Despite the vagueness of Gregorius’s quest (even to himself), he is changed by his meetings with Amadeu’s surviving relatives and friends. In the film, Lee plays the priest who had taught Amadeu, and Rampling the sister who keeps his flame. Courtenay is an infirm fellow resistance fighter who had been tortured by the police, and Gedeck the latter’s niece, the eye doctor who treats the symbolically myopic Gregorius.
Ganz and Olin also play former resistance fighters, Jorge and Estefania, once a couple. Although Estefania had fallen in love with Amadeu and he with her, Amadeu rejected her, staying loyal to Jorge, his best friend. In the movie’s flashbacks, Huston, Diehl, and Laurent play the young Amadeu, Jorge, and Estefania.

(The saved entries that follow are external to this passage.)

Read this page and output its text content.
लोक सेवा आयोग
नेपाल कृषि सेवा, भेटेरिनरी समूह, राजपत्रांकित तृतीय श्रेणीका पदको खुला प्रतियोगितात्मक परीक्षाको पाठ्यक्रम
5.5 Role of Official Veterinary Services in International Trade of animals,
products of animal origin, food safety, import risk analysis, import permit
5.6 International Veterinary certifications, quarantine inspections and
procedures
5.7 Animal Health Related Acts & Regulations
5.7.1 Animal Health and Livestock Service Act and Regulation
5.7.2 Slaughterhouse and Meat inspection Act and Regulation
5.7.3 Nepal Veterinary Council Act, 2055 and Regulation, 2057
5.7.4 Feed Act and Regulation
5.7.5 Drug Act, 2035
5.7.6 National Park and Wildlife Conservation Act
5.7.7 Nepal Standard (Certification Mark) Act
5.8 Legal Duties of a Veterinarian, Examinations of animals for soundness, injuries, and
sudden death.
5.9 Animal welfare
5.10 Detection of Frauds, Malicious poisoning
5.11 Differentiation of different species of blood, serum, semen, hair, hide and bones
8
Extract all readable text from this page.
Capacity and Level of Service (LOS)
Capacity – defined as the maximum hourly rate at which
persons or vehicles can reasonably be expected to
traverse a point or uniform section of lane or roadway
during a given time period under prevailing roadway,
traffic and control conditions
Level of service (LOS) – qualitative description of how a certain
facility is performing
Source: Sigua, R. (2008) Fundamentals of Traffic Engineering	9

“Each man’s lives touches so many other lives,” says Clarence the Angel in “It’s a Wonderful Life.” “Night Train to Lisbon”’s version of that adage is Gregorius’s reflection, “Was it possible that the best way to make sure of yourself was to know and understand someone else?” The success of “Night Train to Lisbon” will depend on how effectively it depicts Gregorius’s comprehension of Amadeu’s inner life directing his future onto a different track – metaphysically, no mean feat.